Parsley. That’s another. The good old English curly variety imitated in plastic on butchers’ trays, not the elegant flat-leaf variety. When I was a child, my father grew two herbs on his vegetable patch. Mint for peas, new potatoes and lamb chops, and parsley for steamed fish. I don’t think it ever occurred to people, in those days, that there might be other herbs, or other uses. When I grew old and sophisticated, I moved onto basil, coriander, oregano, rosemary with juniper, toasted sage on pasta with butter and lemon. I know that parsley is equally gorgeous and I use it too, but the smell still takes me straight back to a childhood when, for me, its only appeal was the way it grew, like a miniature fairy forest amongst tiny miniature flowers – germander speedwell, scarlet pimpernel and heartsease – that my father regarded as irritating weeds.
It might explain why I grew up to make miniature furniture.

I enjoy all sorts of scenery. I can marvel at mountains and ravines and deserts, but the mere sight of white rock, showing through the thin grass on chalk downs, instantly sends a shiver of excitement up my spine.

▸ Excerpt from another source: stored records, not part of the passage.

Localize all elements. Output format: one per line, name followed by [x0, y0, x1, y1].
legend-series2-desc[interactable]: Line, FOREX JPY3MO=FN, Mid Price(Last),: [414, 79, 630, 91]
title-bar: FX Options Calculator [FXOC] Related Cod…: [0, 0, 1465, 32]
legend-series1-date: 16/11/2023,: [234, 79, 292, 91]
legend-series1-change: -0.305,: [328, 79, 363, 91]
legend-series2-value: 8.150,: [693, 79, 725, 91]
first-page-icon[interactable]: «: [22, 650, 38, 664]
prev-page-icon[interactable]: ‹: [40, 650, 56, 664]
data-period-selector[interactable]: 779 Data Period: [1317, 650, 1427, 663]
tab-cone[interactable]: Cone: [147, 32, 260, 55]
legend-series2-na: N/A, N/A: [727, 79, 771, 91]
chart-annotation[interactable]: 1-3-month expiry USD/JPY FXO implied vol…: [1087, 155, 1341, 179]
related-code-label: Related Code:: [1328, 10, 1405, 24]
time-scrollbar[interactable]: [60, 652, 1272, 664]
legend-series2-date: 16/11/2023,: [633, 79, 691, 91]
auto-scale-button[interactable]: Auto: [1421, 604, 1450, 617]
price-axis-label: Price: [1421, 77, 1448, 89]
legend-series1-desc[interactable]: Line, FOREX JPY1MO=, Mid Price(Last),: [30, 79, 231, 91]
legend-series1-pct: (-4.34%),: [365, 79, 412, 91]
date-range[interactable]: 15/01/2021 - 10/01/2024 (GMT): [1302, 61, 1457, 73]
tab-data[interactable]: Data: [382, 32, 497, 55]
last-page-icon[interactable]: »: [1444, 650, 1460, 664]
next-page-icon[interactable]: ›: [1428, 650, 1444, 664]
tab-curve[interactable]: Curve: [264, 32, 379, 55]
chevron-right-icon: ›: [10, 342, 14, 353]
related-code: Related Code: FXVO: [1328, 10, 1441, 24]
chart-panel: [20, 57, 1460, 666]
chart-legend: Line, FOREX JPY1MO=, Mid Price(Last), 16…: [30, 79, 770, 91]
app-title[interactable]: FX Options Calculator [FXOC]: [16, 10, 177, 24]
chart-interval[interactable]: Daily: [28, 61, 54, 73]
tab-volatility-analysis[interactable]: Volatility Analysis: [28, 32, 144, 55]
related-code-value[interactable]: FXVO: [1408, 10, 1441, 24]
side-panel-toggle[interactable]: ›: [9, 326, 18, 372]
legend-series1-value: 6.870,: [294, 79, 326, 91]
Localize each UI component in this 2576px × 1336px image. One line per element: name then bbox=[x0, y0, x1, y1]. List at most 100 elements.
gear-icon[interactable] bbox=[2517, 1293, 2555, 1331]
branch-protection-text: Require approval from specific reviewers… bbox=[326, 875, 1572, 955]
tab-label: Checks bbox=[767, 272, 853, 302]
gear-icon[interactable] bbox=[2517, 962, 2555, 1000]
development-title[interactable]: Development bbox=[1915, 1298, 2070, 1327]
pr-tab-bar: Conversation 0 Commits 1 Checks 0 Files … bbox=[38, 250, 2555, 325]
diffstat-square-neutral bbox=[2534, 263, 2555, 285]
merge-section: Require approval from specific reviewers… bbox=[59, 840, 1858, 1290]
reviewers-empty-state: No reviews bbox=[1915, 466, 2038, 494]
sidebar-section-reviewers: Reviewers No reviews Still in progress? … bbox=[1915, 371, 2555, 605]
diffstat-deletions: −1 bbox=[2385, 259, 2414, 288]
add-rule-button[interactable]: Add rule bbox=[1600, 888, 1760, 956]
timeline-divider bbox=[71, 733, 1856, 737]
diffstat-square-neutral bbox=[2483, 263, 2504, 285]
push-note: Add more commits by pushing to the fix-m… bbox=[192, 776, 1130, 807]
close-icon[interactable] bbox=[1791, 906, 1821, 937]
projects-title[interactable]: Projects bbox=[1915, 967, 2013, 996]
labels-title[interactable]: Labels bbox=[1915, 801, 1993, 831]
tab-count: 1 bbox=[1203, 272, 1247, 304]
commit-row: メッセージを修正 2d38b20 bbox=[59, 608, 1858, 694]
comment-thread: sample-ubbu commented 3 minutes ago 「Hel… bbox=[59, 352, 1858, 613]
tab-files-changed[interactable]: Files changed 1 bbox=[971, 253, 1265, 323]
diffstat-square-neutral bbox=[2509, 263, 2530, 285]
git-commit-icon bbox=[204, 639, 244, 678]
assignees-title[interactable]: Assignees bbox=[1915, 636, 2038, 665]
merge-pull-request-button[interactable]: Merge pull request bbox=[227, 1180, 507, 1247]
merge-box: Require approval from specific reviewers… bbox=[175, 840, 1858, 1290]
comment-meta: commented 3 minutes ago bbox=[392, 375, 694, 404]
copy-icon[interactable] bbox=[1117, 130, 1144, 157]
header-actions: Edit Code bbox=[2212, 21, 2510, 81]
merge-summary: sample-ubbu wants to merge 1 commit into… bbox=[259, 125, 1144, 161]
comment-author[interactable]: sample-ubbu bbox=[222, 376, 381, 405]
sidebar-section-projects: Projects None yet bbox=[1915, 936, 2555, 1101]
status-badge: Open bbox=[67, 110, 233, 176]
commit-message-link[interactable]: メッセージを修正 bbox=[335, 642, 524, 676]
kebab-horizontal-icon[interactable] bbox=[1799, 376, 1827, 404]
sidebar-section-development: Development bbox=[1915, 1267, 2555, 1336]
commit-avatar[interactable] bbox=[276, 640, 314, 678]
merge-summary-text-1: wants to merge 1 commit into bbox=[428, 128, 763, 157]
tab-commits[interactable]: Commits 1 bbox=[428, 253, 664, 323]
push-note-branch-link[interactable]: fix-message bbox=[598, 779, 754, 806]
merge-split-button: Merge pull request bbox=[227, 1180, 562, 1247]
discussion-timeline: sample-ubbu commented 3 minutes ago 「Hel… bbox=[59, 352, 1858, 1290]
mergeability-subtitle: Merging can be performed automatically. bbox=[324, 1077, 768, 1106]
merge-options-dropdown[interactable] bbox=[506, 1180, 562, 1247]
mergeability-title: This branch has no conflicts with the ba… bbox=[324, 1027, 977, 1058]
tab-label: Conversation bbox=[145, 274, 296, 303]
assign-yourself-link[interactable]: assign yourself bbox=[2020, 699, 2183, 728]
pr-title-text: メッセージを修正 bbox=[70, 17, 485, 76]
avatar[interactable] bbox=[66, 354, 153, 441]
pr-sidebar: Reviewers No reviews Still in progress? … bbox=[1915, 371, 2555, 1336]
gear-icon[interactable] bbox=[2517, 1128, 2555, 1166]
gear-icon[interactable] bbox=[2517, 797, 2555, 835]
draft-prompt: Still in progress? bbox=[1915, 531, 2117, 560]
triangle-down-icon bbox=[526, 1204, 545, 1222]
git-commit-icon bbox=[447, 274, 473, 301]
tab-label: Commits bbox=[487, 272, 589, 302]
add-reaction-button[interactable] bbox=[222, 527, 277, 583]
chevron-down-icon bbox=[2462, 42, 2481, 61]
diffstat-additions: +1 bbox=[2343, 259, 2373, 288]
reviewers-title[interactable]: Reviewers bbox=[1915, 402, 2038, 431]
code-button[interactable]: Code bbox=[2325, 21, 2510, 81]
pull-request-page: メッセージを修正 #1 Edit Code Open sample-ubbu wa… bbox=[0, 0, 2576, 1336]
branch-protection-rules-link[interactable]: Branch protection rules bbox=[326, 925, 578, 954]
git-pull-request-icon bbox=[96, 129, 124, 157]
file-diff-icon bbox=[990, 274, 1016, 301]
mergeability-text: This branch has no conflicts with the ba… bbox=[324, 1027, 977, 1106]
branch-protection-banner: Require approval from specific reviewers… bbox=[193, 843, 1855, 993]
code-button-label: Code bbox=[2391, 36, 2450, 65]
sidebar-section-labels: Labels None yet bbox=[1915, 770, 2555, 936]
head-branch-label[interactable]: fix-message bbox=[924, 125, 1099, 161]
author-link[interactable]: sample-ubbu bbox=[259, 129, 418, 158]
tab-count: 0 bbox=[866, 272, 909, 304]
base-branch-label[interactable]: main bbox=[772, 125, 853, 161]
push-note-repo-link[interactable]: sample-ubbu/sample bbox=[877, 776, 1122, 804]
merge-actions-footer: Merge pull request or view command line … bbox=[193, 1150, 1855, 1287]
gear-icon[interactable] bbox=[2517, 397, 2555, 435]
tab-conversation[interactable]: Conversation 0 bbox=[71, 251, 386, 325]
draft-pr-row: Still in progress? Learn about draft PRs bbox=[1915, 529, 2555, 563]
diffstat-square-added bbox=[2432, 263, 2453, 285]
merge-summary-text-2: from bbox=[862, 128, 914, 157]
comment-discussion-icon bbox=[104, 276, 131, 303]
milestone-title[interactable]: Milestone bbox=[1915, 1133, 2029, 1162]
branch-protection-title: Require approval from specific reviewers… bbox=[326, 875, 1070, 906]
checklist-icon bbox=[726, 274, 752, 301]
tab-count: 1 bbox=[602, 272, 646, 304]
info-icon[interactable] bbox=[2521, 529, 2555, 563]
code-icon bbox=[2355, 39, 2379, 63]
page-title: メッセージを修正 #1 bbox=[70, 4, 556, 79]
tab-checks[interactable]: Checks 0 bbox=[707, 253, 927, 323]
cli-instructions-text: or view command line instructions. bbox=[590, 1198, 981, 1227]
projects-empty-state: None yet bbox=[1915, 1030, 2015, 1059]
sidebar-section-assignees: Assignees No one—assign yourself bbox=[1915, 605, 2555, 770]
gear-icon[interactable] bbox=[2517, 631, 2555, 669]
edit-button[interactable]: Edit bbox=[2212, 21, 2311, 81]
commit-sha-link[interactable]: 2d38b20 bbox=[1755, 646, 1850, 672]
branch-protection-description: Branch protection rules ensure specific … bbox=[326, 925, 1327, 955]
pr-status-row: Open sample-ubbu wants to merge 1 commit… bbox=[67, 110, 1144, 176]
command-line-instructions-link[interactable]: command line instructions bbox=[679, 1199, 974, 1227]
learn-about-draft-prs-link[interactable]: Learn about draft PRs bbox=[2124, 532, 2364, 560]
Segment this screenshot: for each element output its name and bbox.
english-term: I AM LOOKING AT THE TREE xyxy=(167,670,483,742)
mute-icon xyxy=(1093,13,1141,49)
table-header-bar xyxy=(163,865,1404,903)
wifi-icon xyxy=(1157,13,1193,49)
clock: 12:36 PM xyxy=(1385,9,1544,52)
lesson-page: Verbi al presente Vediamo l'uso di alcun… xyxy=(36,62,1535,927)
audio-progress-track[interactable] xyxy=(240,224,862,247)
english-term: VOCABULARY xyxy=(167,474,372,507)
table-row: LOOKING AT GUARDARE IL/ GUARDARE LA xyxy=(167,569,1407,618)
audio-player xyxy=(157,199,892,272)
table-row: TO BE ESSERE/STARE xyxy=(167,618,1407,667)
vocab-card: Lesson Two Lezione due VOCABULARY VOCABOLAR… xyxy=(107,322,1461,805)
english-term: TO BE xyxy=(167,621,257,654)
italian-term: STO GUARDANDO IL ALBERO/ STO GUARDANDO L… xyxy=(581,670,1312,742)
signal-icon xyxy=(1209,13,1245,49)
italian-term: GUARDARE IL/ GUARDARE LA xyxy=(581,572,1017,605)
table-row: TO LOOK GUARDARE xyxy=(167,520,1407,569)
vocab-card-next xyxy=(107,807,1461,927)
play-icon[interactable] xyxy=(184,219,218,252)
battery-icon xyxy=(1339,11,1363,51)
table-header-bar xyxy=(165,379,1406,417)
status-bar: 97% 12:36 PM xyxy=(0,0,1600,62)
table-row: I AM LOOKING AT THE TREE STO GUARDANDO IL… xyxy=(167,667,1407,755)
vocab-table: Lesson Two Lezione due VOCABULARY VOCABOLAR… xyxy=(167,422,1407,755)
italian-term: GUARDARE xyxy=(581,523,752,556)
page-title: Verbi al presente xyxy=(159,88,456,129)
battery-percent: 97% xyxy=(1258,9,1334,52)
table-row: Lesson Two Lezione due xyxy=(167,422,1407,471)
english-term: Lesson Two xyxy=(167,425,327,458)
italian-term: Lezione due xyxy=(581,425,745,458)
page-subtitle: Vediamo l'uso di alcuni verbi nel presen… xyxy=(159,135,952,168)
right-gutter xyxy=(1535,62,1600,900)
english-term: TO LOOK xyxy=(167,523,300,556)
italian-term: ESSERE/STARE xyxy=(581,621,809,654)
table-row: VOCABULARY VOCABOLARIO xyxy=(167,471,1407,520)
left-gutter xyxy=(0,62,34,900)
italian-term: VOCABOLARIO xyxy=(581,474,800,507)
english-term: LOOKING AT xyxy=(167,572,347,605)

If, in my childhood, we were driving past Ivinghoe Beacon, with a white gash on its steep side, it meant that either we were starting our holiday, heading off to a caravan by the sea, or we were returning, after a long tetchy journey (everyone out of the car to push on Countisbury Hill, and why didn’t we go via Simonsbath?) and home was just round the corner. Even my first glimpse of Yosemite didn’t quite match that glow of pleasure that a white streak on a grassy hill conjures up.
What I don’t have, in my own life, are triggers that set off memories of moments that I’d rather forget. Unless, of course, there’s an unknown trigger waiting for me round the next corner. At least if there is, I hope it’s nothing quite as ominous and disturbing as the apple rolling into the gutter in The Unravelling, but if it does, I’ll be sure to put it in a book.